Он снова завертел в пальцах вечное перо:

– Стало быть, друг мой…

Испугавшись, что гость опять процитирует мое злосчастное двустишие, я попытался перевести разговор:

– В двадцатых годах Шершеневич работал вместе с Таировым. Ведал у него в театре литературой. И на приемных экзаменах в студию сидел по левую руку от Александра Яковлевича. Экзаменующиеся мальчики и девочки с косичками это сразу учли: «Имеет-де вес…»

– Еще бы! Они смекалистые, эти мальчики и девочки.

– И вот все, как один, – сказал я, – перед экзаменационным столом читали нараспев:

Другим надо славы, серебряных ложечек,

Другим стоит много слез, —

А мне бы только любви немножечко

Да десятка два папирос…

Василий Иванович тут же продолжил своим зачаровывающим голосом знаменитое стихотворение Шершеневича:

А мне бы только любви вот столечко,

Без истерик, без клятв, без тревог,

Чтоб мог как-то просто какую-то Олечку

Обсосать с головы до ног.

Ах, Шершеневич, Шершеневич!..

И мы оба с нежностью посмеялись над лирикой тех неповторимых лет.

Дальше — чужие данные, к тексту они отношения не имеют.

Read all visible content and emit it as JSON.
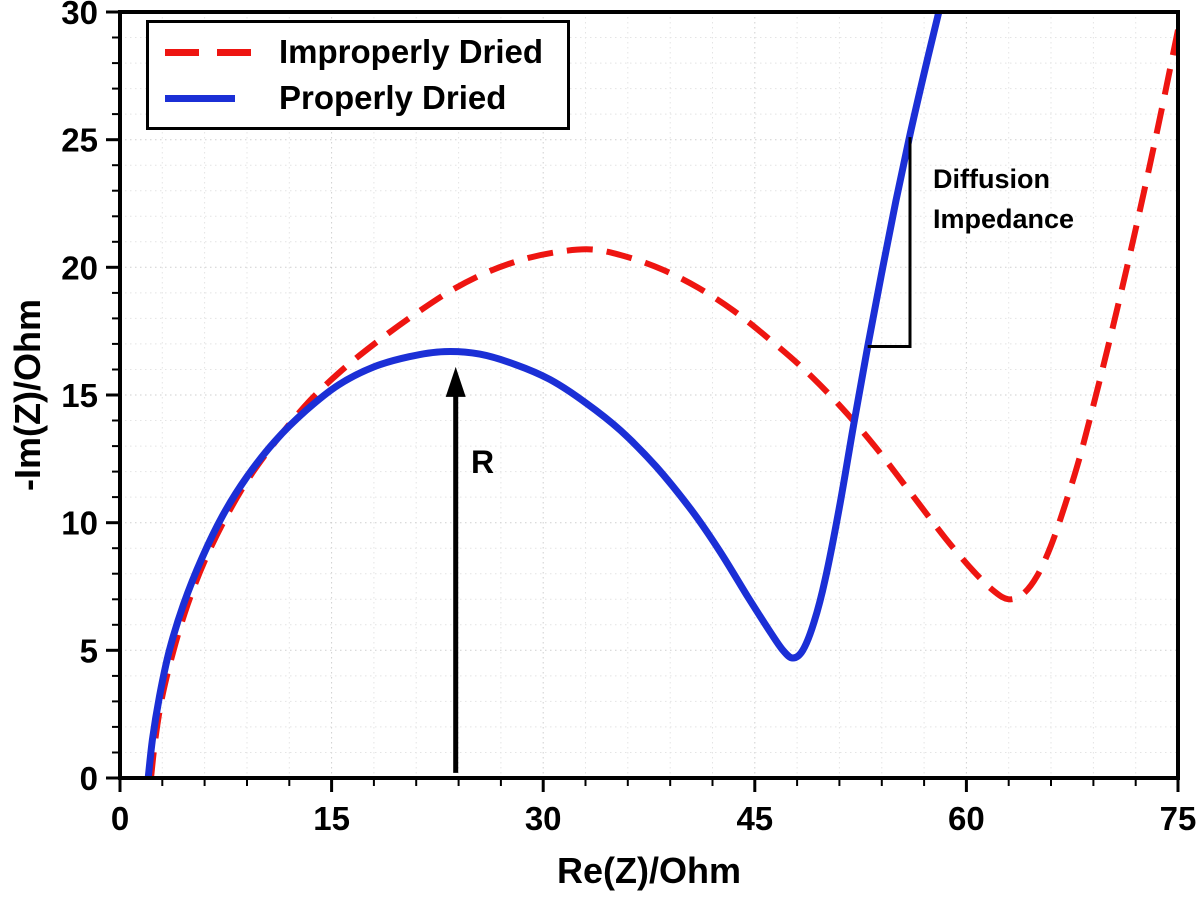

После чего Качалов вскинул правую бровь. Так была она вскинута у него в «Анатэме» Леонида Андреева. Эту роль он играл «потрясающе!», как говорят нынешние театралы. Качаловская «Анатэма» живет и поныне в моем воображении. Живет прочно. Словно с этим хозяином преисподней я знаком ближайшим образом. Даже лучше, чем со Спасителем Леонардо из «Тайной вечери».

– А какой был блестящий оратор Вадим Габриэлевич! – сказал Качалов.

– Ого!

– Я, собственно, лучшего не слышал.

– Да, лихо говорил.

– Как Бог!

Другие в Москве называли Шершеневича: «Этот имажинистский Цицерон».

Качалов опять развел руками:

– И вот закопали Вадима Габриэлевича. У черта на куличках закопали. В барнаульской яме.

Как будто лучше и легче, когда нас закапывают в московских и ленинградских ямах.